Klug durchdachte und auf das Feinste umgesetzte Neuerzählung der Weihnachtsgeschichte.
erschienen am 15.01.2014 von Manfred Jahnke bei Double
Ein Lichtstrahl hinten links, eine Tür fällt zu, eine Frau schiebt hastig einen Einkaufswagen herein, rennt hin und her, versucht Staniolpapier von einem Schokoladenweihnachtsmann zu entfernen. Aber wandernde Lichtstrahlen zwingen sie immer wieder, diesen Weihnachtsmann zu verstecken. Bis sich die Lage beruhigt, Elsa das Publikum entdeckt, tief durchatmet, es verschmitzt anlächelt, den Einkaufswagen in eine Ecke schiebt und ein Schild aufstellt mit dem Angebot „ein Euro für eine Geschichte“.
Elsa ist eine Obdachlose, die sich mit forderndem Lächeln in die Herzen der Zuschauer spielt. Wir kennen diese von Anne-Kathrin Klatt erfundene Kunstfigur schon aus „Elsas Schöpfung“. Sie ist in der neuen Inszenierung „Elsas heiligste Nacht“ vom Figurentypus her gleich – und auch wieder nicht. In der ureigenen Nacherzählung der Weihnachtsgeschichte verankert Klatt die Figur stärker in ihrem sozialen Status, ohne dass sie dabei das Spielerische verliert. Mit Witz werden die Materialien, die Elsa staunend aus ihrem Einkaufswagen holt, animiert;. Da wird eine Kugel mit Lametta zum Kometen, der die drei Könige, die aus Schokolade sind, führt. Aus Tüchern werden Maria und Joseph geformt, mit großer Komödiantik die altvertraute Geschichte erzählt.
Diese wird nicht ironisch gebrochen, was ja nahe läge, wenn Alltagsgegenstände und Konsumartikel als Material benutzt werden, wenn von einem Kassettenrecorder die altbekannten Liedweisen bis hin zu „Happy day“ tönen: Nein, dies ist die Kulisse, die uns alltäglich umgibt und die wir kaum mehr befragen. Genau das aber tun Anne-Kathrin Klatt und ihr Regisseur Michael Miensopust mit der von Elsa erzählten Weihnachtsgeschichte unaufdringlich, ohne Zeigefinger, sondern als pures Spielvergnügen: indem im Bildmaterial auf die Geschichten von Kindern in unserer heutigen Welt hingewiesen wird, auf Migration und Flüchtlingselend. Da kommt bei Elsa nicht nur Trauer, sondern auch Wut auf, wenn sie realisiert, wie diese alte Geschichte im Konsum erstickt und in ihrem eigentlichen Gehalt vergessen wird.

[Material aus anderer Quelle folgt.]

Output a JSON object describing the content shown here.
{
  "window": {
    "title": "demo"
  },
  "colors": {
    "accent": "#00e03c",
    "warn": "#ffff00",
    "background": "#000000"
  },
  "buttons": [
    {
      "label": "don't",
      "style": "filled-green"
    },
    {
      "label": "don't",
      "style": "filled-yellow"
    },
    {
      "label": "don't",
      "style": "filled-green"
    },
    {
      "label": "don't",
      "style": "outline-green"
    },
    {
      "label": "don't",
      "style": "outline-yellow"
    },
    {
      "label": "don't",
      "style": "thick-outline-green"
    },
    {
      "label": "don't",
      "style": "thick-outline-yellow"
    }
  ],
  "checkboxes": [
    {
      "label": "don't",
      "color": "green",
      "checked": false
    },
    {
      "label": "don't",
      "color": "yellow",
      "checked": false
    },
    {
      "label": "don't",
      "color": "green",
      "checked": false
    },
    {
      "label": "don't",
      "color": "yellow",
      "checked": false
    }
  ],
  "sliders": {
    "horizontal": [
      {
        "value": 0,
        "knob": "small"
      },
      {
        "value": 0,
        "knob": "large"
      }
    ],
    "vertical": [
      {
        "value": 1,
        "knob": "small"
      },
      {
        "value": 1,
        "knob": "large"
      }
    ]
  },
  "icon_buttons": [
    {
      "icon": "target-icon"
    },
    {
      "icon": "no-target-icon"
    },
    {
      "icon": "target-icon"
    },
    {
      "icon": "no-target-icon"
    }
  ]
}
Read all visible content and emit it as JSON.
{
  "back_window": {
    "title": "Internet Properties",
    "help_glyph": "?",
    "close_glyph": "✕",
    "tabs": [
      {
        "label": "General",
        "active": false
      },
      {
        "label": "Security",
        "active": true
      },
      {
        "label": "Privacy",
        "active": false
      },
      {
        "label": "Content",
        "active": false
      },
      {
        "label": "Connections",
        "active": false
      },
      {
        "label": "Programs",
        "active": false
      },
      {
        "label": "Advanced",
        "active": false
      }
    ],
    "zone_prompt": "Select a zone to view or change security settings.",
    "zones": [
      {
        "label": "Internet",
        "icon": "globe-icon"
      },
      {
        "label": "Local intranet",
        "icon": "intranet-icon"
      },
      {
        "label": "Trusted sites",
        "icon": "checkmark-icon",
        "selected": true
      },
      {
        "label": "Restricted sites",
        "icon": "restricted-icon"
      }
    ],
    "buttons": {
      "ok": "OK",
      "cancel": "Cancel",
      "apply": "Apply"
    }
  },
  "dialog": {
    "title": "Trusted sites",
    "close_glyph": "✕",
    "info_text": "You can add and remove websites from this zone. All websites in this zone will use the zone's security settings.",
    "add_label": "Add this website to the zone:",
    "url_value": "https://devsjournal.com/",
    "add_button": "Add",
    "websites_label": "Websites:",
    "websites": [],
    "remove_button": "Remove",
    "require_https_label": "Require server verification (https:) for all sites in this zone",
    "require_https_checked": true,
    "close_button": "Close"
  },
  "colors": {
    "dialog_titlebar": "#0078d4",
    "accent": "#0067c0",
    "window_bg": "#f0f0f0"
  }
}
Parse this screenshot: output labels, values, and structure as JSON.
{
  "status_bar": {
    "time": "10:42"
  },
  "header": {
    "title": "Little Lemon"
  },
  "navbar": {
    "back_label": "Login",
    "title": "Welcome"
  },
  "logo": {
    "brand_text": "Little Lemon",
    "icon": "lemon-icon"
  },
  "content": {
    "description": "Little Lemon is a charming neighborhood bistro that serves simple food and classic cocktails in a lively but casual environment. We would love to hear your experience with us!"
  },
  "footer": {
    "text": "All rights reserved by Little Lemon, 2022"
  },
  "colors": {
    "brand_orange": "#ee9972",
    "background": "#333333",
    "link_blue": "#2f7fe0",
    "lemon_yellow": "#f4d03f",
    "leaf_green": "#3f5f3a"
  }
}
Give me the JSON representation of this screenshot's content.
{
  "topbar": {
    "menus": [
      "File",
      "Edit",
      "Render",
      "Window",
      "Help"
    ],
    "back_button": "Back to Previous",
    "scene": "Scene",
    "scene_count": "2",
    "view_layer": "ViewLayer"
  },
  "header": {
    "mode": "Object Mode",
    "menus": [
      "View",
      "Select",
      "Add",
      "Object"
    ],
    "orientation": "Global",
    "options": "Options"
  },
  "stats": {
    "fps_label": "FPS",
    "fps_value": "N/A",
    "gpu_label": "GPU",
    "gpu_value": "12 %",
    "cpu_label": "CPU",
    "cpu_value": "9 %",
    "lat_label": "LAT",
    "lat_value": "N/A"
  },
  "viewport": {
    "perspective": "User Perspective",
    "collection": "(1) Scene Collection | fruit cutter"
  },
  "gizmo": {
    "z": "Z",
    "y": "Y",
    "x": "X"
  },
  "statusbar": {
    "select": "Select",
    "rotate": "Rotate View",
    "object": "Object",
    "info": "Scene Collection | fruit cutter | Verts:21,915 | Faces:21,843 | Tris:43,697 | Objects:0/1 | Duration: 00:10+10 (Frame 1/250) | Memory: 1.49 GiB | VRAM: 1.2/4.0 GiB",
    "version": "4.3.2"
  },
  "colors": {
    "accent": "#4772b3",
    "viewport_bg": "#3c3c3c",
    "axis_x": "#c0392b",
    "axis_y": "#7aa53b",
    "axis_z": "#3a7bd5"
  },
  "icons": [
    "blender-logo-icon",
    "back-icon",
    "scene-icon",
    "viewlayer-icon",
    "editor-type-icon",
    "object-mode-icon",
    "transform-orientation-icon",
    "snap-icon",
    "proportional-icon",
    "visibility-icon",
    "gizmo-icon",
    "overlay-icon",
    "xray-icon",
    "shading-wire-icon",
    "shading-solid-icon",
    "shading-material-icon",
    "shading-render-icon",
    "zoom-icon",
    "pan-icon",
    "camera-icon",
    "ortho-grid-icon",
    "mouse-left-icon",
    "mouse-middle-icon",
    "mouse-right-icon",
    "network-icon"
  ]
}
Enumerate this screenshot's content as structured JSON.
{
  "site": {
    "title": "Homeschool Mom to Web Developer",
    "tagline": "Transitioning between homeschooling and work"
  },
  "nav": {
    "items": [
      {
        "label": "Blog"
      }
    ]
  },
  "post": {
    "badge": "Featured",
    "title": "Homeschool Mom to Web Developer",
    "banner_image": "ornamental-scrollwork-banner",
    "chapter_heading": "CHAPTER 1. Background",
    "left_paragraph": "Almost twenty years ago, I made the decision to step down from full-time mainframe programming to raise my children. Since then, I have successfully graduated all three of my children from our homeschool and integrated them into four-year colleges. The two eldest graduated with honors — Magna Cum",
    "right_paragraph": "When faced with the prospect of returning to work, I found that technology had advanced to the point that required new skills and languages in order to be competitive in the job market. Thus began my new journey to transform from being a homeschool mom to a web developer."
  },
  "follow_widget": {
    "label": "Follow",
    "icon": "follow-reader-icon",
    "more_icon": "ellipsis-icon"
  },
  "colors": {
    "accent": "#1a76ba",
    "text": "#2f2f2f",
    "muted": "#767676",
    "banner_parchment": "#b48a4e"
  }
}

Nebel wallt, die Sachen werden wieder in den Einkaufswagen geworfen, die Geschichte ist erzählt. Was die Klatt das macht, ist nicht nur klug durchdacht, sondern auch auf das Feinste umgesetzt. Da entsteht mit wenigen, aber genauen Mitteln eine pralle Figur, da wird jedes „Materialstück“ auf den Punkt präzise animiert, stimmen Musik (Auswahl: Christian Dähn) und Spiel überein und treffen die Momente der Interaktion mit dem Publikum. Wenn überhaupt Kritik geübt werden kann, dann könnte das Ende des Spiels noch ein wenig straffer organisiert werden. Schade nur, dass diese Geschichte so „speziell“ ist, dass Veranstalter sie nur zur Weihnachtszeit einladen werden. Das sollten sie dann aber bestimmt tun! Auch wenn eine sehr heutige Obdachlosengeschichte vielleicht nicht ganz so viele Besucher ins Theater ziehen mag, wie eine Weihnachtsidylle aus alten Zeiten.